総子化によって起きる様々な生活の変化を探訪するこのシリーズ。今回は日本を飛び出し、マレーシアに移住した家族を訪ねました。海外に拠点を移す狙い、そして海を越えて展開する親子・一族の姿に迫ります。

第2回
親に支えられ、海を渡るファミリー

近年、日本人移住者が急増しているマレーシア。第1回で見てきたように、これまで移住者の大部分を占めていたのは、リタイア後のエルダー層でした。
しかし最近、全く別の層の移住が注目を浴びつつあります。小学生~高校生の子供を英語環境で学ばせるために、マレーシアのインターナショナルスクール(以下、インター校)への通学を主目的としたファミリーの移住が増加しているのです。
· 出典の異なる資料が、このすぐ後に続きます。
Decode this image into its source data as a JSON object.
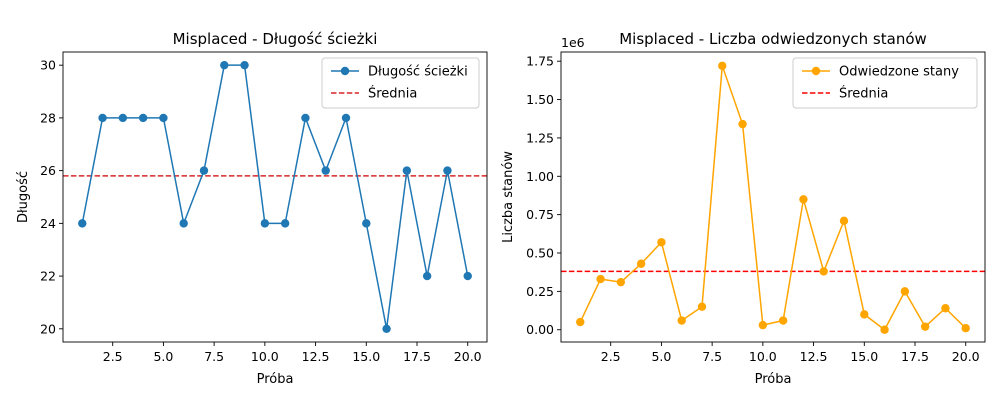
{
  "chart_data": [
    {
      "type": "line",
      "title": "Misplaced - Długość ścieżki",
      "xlabel": "Próba",
      "ylabel": "Długość",
      "xlim": [
        0.05,
        20.95
      ],
      "ylim": [
        19.5,
        30.5
      ],
      "xticks": [
        2.5,
        5.0,
        7.5,
        10.0,
        12.5,
        15.0,
        17.5,
        20.0
      ],
      "xtick_labels": [
        "2.5",
        "5.0",
        "7.5",
        "10.0",
        "12.5",
        "15.0",
        "17.5",
        "20.0"
      ],
      "yticks": [
        20,
        22,
        24,
        26,
        28,
        30
      ],
      "ytick_labels": [
        "20",
        "22",
        "24",
        "26",
        "28",
        "30"
      ],
      "grid": false,
      "legend_position": "top-right",
      "x": [
        1,
        2,
        3,
        4,
        5,
        6,
        7,
        8,
        9,
        10,
        11,
        12,
        13,
        14,
        15,
        16,
        17,
        18,
        19,
        20
      ],
      "series": [
        {
          "name": "Długość ścieżki",
          "color": "#1f77b4",
          "values": [
            24,
            28,
            28,
            28,
            28,
            24,
            26,
            30,
            30,
            24,
            24,
            28,
            26,
            28,
            24,
            20,
            26,
            22,
            26,
            22
          ]
        }
      ],
      "mean_line": {
        "name": "Średnia",
        "color": "#d62728",
        "value": 25.8
      }
    },
    {
      "type": "line",
      "title": "Misplaced - Liczba odwiedzonych stanów",
      "xlabel": "Próba",
      "ylabel": "Liczba stanów",
      "offset_text": "1e6",
      "xlim": [
        0.05,
        20.95
      ],
      "ylim": [
        -0.08,
        1.81
      ],
      "xticks": [
        2.5,
        5.0,
        7.5,
        10.0,
        12.5,
        15.0,
        17.5,
        20.0
      ],
      "xtick_labels": [
        "2.5",
        "5.0",
        "7.5",
        "10.0",
        "12.5",
        "15.0",
        "17.5",
        "20.0"
      ],
      "yticks": [
        0,
        0.25,
        0.5,
        0.75,
        1.0,
        1.25,
        1.5,
        1.75
      ],
      "ytick_labels": [
        "0.00",
        "0.25",
        "0.50",
        "0.75",
        "1.00",
        "1.25",
        "1.50",
        "1.75"
      ],
      "grid": false,
      "legend_position": "top-right",
      "x": [
        1,
        2,
        3,
        4,
        5,
        6,
        7,
        8,
        9,
        10,
        11,
        12,
        13,
        14,
        15,
        16,
        17,
        18,
        19,
        20
      ],
      "series": [
        {
          "name": "Odwiedzone stany",
          "color": "#ffa500",
          "values": [
            0.05,
            0.33,
            0.31,
            0.43,
            0.57,
            0.06,
            0.15,
            1.72,
            1.34,
            0.03,
            0.06,
            0.85,
            0.38,
            0.71,
            0.1,
            0.0,
            0.25,
            0.02,
            0.14,
            0.01
          ]
        }
      ],
      "mean_line": {
        "name": "Średnia",
        "color": "#ff0000",
        "value": 0.38
      }
    }
  ]
}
実は、そのように教育目的で移住したほとんどのファミリーの収入源は今でも日本にあります。つまり、夫は日本で仕事をし続け、妻と子供だけがMM2Hビザを取得して現地のインター校に通うという、いわば逆単身赴任のようなかたちを取っているのです。
彼ら夫婦は一体なぜ、一次的に離れ離れになってでも、子供の教育のための移住を敢えて選択したのでしょうか。そこには、子供の将来の可能性を日本国内だけに留めてしまうことへの危機意識と、祖父母である親世代との総子化時代ならではの関係性が隠されていました。

MM2Hビザ:Malaysia My Second Homeビザの略称。所有財産や収入の条件をクリアすると取得できる、10年間有効の長期滞在ビザ。